Stella and Vic jumped apart as a man with a lopsided mouth and a twisted neck came out of the bushes and waved towards the tower with a manuka stick.
‘The tower, oh great,’ said Vic, wiping his lips with his knuckle.
‘Made it, every inch, with my bare hands,’ said Carey. ‘Least I could do so my boy wouldn’t be forgotten.’
‘You must’ve loved him a lot,’ said Stella.
‘Could say that.’ Carey picked up a piece of paua and looked at it. Holding the fragment in his hands made him think of getting the shells. Hadn’t had a lorry in those days so he’d had to go off to the coast with Bess and the cart. Took him the best part of a year to use up a cartload of the stuff. Carey remembered the paua-collecting days with pleasure: the long slow journey to the beach, the nights he’d spent sleeping under the cart with Bess companionably munching close by. Got the shells from Dave Parata, whose kids cleaned them. Carey couldn’t recall what he’d done about payment. He doubted money was exchanged — more likely he gave the Paratas a couple of sacks of spuds or a side of mutton in return.
‘Hear they’re going to build a picnic spot and a playground out here,’ said Vic, breaking in on Carey’s memories.
‘Who told you?’ asked Carey, moving his body around so he faced Vic.
‘Dunno,’ said Vic. ‘Just heard Maguire’s were in it as a Works scheme.’
‘Fact is, you’re right, son. I’ve agreed to let this bit of land go to the council, if they repair the tower and make a playground. Can’t manage it on my own; better to give it to someone who’ll look after it.’
‘That’s really kind,’ said Stella. ‘Think of all the people, little kids too, coming out here, enjoying it.’

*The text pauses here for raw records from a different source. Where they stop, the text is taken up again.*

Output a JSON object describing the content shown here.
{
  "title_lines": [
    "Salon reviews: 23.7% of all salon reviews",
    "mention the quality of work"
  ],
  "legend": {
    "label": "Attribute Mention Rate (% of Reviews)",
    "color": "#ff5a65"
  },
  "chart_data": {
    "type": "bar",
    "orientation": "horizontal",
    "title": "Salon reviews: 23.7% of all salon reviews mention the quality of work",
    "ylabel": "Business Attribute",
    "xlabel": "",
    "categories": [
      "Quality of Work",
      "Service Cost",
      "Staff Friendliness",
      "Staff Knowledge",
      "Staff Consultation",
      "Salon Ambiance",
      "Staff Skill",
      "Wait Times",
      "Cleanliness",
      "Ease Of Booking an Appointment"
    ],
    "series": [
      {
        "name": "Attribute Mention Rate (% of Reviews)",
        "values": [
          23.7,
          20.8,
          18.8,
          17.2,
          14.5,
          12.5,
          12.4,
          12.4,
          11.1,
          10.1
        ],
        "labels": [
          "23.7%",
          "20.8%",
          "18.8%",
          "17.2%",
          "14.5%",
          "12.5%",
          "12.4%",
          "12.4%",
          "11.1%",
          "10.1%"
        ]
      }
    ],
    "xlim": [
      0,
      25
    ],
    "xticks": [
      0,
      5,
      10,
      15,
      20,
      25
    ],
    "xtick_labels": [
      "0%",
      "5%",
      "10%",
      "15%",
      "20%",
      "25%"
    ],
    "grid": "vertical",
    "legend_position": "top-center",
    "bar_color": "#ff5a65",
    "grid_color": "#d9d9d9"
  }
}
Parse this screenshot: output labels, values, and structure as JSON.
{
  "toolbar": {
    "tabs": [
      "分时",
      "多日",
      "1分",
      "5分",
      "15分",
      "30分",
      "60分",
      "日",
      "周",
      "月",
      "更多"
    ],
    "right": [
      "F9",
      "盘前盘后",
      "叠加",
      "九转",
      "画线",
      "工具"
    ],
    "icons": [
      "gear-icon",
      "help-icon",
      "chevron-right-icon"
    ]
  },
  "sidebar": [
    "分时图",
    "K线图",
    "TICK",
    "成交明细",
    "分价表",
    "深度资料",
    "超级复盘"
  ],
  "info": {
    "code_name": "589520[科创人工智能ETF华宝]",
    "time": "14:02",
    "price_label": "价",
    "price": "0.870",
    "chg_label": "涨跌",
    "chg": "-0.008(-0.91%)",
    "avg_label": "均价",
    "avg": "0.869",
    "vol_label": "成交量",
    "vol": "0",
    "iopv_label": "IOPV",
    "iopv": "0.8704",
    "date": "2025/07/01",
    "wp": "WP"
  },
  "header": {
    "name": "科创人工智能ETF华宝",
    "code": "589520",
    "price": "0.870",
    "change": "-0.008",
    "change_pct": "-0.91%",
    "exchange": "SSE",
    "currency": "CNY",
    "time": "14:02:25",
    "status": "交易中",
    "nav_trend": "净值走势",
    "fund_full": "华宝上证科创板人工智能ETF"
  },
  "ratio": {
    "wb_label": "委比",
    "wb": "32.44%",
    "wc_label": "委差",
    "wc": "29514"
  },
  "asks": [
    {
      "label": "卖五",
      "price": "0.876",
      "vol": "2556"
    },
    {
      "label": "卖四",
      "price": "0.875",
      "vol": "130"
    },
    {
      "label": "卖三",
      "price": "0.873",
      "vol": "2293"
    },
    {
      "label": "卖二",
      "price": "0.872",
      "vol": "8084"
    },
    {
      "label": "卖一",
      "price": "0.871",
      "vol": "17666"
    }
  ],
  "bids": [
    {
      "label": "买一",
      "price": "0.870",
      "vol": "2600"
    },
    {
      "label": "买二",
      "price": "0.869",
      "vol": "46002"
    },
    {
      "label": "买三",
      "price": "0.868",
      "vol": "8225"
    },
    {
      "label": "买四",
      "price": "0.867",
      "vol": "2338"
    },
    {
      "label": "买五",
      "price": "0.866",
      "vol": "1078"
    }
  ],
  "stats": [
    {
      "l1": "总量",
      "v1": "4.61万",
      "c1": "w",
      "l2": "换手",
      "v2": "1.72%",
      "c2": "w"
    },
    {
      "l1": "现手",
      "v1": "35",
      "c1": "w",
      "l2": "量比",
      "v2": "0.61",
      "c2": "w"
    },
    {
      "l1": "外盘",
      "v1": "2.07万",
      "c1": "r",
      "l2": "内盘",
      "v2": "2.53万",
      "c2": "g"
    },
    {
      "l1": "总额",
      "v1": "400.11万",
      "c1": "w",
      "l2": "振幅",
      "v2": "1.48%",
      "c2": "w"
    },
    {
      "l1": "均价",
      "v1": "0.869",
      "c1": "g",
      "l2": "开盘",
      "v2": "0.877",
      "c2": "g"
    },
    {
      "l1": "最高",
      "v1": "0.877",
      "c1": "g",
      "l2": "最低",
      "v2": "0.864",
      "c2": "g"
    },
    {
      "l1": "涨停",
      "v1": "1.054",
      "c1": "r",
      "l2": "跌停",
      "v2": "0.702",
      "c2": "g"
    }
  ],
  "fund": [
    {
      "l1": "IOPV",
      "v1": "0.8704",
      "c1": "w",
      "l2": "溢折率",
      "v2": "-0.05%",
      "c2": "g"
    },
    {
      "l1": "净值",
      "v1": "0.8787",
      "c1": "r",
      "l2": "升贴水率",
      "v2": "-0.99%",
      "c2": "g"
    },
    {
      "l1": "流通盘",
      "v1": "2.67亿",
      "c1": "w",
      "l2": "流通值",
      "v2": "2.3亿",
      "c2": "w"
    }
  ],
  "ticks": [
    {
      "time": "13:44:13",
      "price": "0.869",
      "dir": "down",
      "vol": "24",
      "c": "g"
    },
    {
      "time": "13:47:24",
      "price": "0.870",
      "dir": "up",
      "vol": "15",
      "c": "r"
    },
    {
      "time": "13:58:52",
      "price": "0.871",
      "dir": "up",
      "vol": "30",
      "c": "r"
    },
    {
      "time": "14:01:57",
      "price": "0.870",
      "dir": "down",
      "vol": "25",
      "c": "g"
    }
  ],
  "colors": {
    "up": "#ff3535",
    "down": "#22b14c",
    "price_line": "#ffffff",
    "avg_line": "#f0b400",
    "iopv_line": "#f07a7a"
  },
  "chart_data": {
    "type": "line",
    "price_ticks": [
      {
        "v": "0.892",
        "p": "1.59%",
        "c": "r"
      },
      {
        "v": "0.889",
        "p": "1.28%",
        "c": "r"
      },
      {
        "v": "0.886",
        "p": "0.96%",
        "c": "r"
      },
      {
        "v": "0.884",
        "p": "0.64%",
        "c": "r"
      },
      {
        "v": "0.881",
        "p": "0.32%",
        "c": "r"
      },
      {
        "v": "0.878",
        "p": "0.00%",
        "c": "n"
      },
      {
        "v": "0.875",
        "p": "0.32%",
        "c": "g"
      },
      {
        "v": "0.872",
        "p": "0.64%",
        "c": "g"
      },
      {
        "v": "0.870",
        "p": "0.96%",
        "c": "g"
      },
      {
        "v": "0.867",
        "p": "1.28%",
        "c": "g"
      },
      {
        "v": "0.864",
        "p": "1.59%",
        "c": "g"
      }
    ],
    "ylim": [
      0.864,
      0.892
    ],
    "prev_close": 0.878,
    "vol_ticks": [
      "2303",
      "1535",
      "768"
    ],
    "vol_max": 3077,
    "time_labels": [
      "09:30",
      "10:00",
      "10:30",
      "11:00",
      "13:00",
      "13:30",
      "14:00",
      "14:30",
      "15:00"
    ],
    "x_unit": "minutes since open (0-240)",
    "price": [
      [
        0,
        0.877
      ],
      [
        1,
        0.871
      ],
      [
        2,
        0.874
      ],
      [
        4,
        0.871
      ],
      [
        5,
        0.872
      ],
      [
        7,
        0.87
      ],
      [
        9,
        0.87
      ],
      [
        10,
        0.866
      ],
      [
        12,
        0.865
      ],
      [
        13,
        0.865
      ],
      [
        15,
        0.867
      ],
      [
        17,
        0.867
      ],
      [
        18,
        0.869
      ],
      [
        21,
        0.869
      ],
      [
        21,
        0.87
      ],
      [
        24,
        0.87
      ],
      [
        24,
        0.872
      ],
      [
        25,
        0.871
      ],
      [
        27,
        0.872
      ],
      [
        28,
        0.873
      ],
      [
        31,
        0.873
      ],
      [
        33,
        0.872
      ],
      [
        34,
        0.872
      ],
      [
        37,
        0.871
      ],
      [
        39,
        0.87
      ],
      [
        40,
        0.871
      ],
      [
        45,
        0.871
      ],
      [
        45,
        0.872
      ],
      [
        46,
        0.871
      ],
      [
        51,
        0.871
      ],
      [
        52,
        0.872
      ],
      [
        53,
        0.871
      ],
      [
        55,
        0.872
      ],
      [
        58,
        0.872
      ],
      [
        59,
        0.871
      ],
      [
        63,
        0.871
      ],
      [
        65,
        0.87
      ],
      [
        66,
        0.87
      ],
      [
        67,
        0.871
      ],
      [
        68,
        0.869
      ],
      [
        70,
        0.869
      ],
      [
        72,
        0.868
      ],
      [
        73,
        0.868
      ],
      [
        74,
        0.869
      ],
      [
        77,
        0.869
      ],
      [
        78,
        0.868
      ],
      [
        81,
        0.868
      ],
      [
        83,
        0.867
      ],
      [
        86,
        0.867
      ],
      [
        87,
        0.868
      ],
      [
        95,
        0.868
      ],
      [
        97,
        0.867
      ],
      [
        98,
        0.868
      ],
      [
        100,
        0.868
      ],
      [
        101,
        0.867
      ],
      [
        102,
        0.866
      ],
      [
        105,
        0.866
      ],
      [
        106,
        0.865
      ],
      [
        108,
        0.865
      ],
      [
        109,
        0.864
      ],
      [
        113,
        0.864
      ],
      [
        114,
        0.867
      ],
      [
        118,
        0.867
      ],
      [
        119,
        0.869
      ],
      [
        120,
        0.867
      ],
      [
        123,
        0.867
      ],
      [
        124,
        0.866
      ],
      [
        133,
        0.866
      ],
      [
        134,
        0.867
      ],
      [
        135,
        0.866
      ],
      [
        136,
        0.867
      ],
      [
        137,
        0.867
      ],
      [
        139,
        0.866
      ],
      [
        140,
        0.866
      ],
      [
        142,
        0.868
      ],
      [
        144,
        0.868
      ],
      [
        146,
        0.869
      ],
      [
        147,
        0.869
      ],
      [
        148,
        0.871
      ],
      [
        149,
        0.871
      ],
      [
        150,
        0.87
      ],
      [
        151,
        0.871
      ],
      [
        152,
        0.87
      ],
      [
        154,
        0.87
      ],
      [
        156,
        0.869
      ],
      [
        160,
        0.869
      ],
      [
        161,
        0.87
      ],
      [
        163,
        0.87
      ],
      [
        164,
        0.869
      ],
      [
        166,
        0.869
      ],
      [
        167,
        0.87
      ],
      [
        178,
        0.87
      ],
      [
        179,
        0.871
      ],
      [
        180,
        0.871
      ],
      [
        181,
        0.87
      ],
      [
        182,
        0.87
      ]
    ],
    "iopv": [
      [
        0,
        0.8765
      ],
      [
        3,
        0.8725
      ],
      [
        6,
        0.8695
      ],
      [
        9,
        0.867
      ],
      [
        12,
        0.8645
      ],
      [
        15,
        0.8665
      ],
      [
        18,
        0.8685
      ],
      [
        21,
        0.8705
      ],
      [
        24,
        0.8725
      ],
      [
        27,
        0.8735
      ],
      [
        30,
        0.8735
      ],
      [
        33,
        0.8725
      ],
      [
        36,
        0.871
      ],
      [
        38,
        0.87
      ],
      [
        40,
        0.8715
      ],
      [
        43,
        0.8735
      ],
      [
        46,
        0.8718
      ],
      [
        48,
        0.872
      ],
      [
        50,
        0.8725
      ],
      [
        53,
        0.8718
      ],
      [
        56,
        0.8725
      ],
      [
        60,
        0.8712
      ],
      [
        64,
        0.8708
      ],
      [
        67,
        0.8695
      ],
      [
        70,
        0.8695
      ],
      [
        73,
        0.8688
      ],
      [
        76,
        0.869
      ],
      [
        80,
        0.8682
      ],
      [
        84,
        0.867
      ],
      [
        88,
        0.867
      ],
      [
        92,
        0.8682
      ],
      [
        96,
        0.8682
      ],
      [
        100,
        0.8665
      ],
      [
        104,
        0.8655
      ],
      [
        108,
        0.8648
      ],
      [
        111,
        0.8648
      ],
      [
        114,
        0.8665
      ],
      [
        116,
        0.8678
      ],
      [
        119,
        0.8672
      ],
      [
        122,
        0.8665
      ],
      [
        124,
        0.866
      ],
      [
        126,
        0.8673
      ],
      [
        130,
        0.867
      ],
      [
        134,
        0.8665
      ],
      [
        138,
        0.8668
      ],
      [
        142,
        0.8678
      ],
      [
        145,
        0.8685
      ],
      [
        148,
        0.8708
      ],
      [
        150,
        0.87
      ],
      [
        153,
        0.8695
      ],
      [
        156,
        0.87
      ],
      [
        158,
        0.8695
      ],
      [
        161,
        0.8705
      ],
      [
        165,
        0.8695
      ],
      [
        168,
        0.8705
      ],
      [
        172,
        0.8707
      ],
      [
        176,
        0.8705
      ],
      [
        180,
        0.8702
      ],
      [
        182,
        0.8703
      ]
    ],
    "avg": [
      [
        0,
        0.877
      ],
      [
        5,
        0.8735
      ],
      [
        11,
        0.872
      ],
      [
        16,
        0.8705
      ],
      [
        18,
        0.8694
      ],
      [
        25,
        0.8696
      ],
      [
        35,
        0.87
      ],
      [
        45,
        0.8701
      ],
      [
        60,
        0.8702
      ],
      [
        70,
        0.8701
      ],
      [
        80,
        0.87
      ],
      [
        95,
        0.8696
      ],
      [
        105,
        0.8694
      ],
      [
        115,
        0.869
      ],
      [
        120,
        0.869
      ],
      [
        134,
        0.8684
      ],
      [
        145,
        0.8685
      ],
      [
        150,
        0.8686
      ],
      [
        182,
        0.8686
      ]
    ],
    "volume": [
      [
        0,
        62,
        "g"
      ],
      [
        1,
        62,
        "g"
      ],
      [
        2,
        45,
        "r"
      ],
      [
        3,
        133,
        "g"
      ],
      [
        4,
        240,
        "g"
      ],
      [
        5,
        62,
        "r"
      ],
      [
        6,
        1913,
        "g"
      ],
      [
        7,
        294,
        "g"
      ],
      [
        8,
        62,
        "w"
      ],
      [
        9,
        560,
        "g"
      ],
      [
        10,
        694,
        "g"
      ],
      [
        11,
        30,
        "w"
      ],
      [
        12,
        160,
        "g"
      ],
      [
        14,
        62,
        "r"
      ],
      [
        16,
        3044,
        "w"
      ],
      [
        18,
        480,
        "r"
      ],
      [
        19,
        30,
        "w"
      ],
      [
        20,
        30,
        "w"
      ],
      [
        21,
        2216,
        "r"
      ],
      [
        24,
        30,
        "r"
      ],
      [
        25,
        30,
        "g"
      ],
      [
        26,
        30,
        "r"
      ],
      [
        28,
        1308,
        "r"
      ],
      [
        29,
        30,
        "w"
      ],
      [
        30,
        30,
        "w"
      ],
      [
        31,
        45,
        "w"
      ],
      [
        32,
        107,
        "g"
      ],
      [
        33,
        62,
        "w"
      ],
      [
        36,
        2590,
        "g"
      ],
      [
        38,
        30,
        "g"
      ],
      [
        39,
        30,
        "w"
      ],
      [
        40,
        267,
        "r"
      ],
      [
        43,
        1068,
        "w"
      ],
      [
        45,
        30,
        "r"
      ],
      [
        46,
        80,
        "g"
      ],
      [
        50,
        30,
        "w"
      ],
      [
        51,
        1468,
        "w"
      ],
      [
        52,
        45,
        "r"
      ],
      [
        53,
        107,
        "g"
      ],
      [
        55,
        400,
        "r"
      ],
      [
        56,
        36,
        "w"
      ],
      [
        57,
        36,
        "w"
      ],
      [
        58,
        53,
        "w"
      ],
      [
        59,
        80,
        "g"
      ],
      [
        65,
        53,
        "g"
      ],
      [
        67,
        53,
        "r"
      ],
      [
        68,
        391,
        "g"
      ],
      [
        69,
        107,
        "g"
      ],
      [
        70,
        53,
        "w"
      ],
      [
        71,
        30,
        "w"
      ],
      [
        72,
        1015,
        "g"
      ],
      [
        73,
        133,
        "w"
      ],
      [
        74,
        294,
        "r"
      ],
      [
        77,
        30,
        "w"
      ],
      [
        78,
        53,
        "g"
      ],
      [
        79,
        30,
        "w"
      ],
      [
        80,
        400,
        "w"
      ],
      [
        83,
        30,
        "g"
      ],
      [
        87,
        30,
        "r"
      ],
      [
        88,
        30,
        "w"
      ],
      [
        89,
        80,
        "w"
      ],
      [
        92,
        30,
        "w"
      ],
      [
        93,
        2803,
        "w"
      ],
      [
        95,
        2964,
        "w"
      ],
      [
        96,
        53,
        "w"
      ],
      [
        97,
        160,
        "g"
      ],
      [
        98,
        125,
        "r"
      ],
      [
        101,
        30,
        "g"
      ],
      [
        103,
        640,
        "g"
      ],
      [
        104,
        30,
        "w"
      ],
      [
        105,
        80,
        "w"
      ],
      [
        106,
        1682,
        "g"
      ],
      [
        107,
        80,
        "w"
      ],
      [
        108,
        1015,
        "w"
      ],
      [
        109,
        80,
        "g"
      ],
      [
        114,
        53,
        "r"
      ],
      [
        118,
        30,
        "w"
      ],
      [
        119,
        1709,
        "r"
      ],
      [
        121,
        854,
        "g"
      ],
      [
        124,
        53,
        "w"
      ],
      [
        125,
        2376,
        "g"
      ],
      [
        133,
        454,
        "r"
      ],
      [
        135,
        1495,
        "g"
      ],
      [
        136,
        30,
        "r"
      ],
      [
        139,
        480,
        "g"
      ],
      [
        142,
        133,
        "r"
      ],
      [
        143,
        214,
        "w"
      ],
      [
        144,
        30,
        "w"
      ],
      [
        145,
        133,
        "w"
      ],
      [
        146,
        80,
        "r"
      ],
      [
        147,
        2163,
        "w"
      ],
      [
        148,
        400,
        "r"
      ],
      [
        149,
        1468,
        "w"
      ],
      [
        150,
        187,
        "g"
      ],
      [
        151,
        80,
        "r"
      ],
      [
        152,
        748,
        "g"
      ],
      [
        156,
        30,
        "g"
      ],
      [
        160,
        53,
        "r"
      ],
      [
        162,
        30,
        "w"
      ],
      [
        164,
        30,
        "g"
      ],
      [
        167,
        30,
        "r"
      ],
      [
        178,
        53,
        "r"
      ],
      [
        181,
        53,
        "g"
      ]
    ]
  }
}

Carey smiled at her. How angry he had been that first time Maguire and the joker from the council had come sniffing about, trying to persuade him to give the place up. Impudent, too, they were, driving up in the big flash car, leaving the gate open, letting two of the chooks out and flattening the young lettuces. He told them to clear off, stuff their plans for tenders and relief projects and feathering their ow
n nests up their jacksies, but it didn’t make any difference. Maguire wouldn’t take no for an answer.
‘See reason, Mr Carey,’ Maguire had said, flicking cigarette ash into a saucer on the kitchen table. ‘None of us getting any younger and after you go, well, I mean … who else coming to the place would keep the tower up? As it is the structure’s becoming more unsafe by the day. At this rate, won’t be long before it’ll be condemned.’
‘He’s spot on, you know,’ the councillor added. ‘Hate to do it, of course, specially when the tower’s precious to us all, but if the place is unsafe the council would have to act. It might even insist on demolition — can’t have public safety jeopardised. If you pass ownership over, the tower will be maintained in perpetuity and your son’s memory kept alive.’
Carey knew they were right, of course he did, but he wouldn’t give in. Not then. He let them come out to the farm over and over, led them a fine dance. He wanted to see what they’d offer, how far they’d go, watch them bargain, squirm: that’s how the promise of the floodlights came about.
‘Tell you what,’ Maguire said, ‘you sign over the tower and the land to the council, and I’ll throw in the floodlights and all the fittings buckshee.’
Floodlights. Illumination. The tower carrying its message of fire and loss in dark as well as light was something Carey, even in the grip of his first incoherent passion planning the project, never considered — never dreamed of. Yet floodlights were what the tower should have had from the start. It was irresistible.
‘Could be up here myself,’ said Vic, ‘doing a bit of the electrics on the place. I’m working a bit for Maguire at present. Heard there’d be some lighting going in.’